Often because of a learned standard that treats your own limits — being tired, saying no, having needs — as failures toward others. Jack's self-silencing research describes how this standard, common in caregiving roles, generates guilt with no realistic off switch even when no real wrong occurred.

Does letting go of guilt make me less accountable?

Research suggests the opposite. Neff's work finds self-compassion is associated with more honest acknowledgment of mistakes, not less, because it removes the threat that makes people defensive. Treating yourself with kindness tends to support genuine accountability rather than excuse-making.

How can I actually let go of excess guilt?

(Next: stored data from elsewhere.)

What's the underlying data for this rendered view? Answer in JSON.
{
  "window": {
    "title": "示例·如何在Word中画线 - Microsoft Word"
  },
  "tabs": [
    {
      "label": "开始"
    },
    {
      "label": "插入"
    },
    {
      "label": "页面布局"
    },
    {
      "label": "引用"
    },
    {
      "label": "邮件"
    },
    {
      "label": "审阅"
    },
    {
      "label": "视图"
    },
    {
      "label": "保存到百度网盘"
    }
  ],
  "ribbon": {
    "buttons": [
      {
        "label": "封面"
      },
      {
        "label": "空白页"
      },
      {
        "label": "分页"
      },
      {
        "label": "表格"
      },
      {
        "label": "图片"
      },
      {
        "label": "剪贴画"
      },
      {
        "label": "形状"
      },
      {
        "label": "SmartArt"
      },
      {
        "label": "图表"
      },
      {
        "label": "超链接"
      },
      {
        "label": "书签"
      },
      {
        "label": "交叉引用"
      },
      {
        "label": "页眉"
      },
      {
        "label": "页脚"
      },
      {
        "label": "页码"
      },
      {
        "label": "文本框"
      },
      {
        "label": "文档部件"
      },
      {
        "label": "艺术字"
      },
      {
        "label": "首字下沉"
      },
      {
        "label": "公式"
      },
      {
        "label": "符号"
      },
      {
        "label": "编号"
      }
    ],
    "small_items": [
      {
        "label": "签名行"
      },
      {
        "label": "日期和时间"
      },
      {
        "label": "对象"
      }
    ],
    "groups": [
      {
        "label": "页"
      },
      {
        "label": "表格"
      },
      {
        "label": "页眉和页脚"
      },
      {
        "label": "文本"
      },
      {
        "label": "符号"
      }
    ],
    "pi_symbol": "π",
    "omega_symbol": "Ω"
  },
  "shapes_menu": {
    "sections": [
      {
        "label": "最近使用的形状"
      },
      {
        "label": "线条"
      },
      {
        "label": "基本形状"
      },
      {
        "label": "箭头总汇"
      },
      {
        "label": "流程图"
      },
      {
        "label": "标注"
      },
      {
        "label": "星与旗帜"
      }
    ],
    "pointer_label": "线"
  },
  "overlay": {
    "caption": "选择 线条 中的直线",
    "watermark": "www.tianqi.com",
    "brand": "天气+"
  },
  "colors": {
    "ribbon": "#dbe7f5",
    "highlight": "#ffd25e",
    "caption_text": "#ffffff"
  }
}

A useful first step is distinguishing the type: guilt tied to a specific wrong calls for repair, then release; chronic, self-directed guilt calls for self-compassion. Naming needs directly instead of self-silencing, and letting a repaired matter rest rather than replaying it, both tend to help over time.

Research sources

These references point to the published research and established frameworks behind this page. They are provided for further reading; see our research methodology for how sources are selected.

  1. Tangney, J. P., Stuewig, J., & Mashek, D. J. (2007). Moral emotions and moral behavior. Annual Review of Psychology, 58, 345–372.
  2. Jack, D. C. (1991). Silencing the Self: Women and Depression. Harvard University Press.
  3. Neff, K. D. (2003). Self-compassion: An alternative conceptualization of a healthy attitude toward oneself. Self and Identity, 2(2), 85–101.
  4. Hyde, J. S. (2005). The gender similarities hypothesis. American Psychologist, 60(6), 581–592.